Données personnelles: pourquoi il faut se méfier de la pétition d'Eric Ciotti

"Signez la pétition pour le rassemblement de la droite face aux dangers de l’extrême gauche aux législatives!". Ce 12 juin, Eric Ciotti a appelé, sur Twitter (X), les internautes à signer une pétition afin de soutenir son alliance avec le RN, qui lui a valu une exclusion des Républicains. Après des problèmes techniques, le formulaire a été modifié au cours des dernières heures et est désormais hébergé par Google.
Les internautes font alors face à un simple formulaire, accessible à l'adresse "rassemblementdesdroites.com", un nom de domaine enregistré ce 12 juin. Ces derniers sont invités à renseigner leur nom, leur prénom, ainsi que leur adresse mail.
Mais contrairement à ce qu'impose la loi, le site promu par Eric Ciotti n'affiche aucune mention légale, ni aucune précision sur ce qu'il adviendra des données personnelles.
Les pétitions, arme de collecte de données personnelles
Une pratique "manifestement illicite", rappelle à Tech&Co, Alexandre Archambault, avocat spécialisé en droit du numérique, "dès lors que l'on vise des internautes basés en France". Il cite notamment la loi LCEN de 2004, qui punit tout éditeur d'un site web n'affichant pas de mentions légales d'un an de prison et 75.000 euros d'amende.
Car ces mentions légales sont essentielles pour pouvoir identifier le créateur d'un site, notamment lorsqu'il vise à récolter des données personnelles aussi sensibles qu'une opinion politique. Par ailleurs, le site d'Eric Ciotti n'évoque à aucun moment l'usage qui sera fait des données personnelles des internautes.
Jusqu'à ce 12 juin, la plateforme récoltait le consentement des internautes pour un double usage: celui de signer la pétition, et d'être contacté par mail par la suite. Une pratique déjà susceptible d'être illicite.
"Il n’y a pas de chèque en blanc sur le consentement. Si la base légale du traitement est le consentement, il ne vaut que pour la finalité d’origine, toute évolution doit faire l’objet d’un nouveau consentement" analyse Alexandre Archambault. Dans les faits, de tels formulaires doivent ainsi afficher deux cases distinctes à cocher, pour que l'internaute puisse signer la pétition sans accepter d'être démarché par mail par la suite.

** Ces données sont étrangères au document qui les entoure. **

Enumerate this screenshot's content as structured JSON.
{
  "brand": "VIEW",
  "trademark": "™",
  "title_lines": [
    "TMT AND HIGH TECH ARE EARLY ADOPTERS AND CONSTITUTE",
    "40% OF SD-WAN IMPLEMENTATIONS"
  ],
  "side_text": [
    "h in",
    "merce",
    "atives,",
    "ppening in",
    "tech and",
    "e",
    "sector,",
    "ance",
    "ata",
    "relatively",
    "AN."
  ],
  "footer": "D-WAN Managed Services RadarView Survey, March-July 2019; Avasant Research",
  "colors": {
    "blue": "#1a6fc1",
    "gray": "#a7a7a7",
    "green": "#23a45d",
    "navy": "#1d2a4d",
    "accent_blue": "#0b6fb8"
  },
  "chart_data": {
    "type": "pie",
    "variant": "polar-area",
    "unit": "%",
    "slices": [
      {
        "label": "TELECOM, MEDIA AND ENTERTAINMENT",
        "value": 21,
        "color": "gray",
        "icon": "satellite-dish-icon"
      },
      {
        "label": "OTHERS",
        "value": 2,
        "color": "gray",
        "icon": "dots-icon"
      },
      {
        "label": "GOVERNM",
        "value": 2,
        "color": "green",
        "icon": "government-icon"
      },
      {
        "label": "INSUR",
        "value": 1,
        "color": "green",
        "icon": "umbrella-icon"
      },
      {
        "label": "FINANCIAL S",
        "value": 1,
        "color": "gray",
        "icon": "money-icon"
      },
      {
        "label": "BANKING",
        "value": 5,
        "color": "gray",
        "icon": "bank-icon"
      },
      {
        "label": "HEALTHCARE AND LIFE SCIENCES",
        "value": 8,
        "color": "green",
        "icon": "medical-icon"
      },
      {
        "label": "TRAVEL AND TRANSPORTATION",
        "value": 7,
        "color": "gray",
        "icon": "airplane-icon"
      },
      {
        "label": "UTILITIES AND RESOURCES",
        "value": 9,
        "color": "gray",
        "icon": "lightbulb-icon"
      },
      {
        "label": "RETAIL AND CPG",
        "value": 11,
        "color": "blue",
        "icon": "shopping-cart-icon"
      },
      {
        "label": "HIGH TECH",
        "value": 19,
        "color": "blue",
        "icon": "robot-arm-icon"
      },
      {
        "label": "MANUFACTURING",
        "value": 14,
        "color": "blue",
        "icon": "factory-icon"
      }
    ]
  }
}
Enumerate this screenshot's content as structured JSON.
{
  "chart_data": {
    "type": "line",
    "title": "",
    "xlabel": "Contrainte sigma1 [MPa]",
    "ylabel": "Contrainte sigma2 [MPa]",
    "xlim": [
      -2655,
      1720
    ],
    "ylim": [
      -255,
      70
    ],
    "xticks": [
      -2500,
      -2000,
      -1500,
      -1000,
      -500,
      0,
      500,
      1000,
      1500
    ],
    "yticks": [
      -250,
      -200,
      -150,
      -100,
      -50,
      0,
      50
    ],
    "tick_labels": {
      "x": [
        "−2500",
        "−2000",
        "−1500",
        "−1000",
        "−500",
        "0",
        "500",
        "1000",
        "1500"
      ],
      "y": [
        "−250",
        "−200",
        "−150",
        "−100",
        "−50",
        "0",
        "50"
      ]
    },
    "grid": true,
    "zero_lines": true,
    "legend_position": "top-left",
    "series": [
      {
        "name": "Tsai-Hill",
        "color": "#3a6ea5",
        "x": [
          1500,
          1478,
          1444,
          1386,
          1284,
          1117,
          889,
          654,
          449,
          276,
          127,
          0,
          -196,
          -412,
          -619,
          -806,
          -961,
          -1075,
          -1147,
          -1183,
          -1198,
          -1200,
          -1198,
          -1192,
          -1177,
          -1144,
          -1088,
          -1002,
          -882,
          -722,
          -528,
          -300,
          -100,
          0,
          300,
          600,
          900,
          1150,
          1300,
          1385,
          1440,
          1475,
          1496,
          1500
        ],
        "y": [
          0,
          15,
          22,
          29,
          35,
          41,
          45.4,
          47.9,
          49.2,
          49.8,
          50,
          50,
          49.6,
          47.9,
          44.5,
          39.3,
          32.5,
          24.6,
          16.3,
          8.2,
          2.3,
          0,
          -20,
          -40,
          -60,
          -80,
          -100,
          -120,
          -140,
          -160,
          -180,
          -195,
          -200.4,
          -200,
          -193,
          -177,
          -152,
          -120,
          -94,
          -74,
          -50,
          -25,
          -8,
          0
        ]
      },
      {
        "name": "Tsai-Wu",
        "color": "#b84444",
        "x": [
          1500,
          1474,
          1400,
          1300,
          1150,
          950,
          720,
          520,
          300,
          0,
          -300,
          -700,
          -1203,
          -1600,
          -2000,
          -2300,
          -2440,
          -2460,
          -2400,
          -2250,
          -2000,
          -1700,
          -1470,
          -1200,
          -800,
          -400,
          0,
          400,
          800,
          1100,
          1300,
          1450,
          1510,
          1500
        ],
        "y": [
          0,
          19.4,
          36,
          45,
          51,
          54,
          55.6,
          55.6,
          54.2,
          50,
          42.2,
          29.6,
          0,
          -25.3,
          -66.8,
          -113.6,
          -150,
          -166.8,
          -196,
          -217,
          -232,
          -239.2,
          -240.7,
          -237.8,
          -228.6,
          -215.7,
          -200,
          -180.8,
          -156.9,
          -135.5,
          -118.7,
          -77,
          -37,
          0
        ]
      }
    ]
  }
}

Si de telles pratiques sont fréquentes en politique (chez les Insoumis, comme chez Reconquête), la Cnil a déjà sévi à ce sujet. Début 2024, elle a ainsi prononcé une sanction de 20.000 euros à l'encontre du parti d'Eric Zemmour, pour "défaut de transparence". Là encore par le biais d'une pétition en ligne, les soutiens du candidat d'extrême-droite collectaient en réalité les adresses mail des signataires pour les intégrer à leur base de données pour la présidentielle de 2022.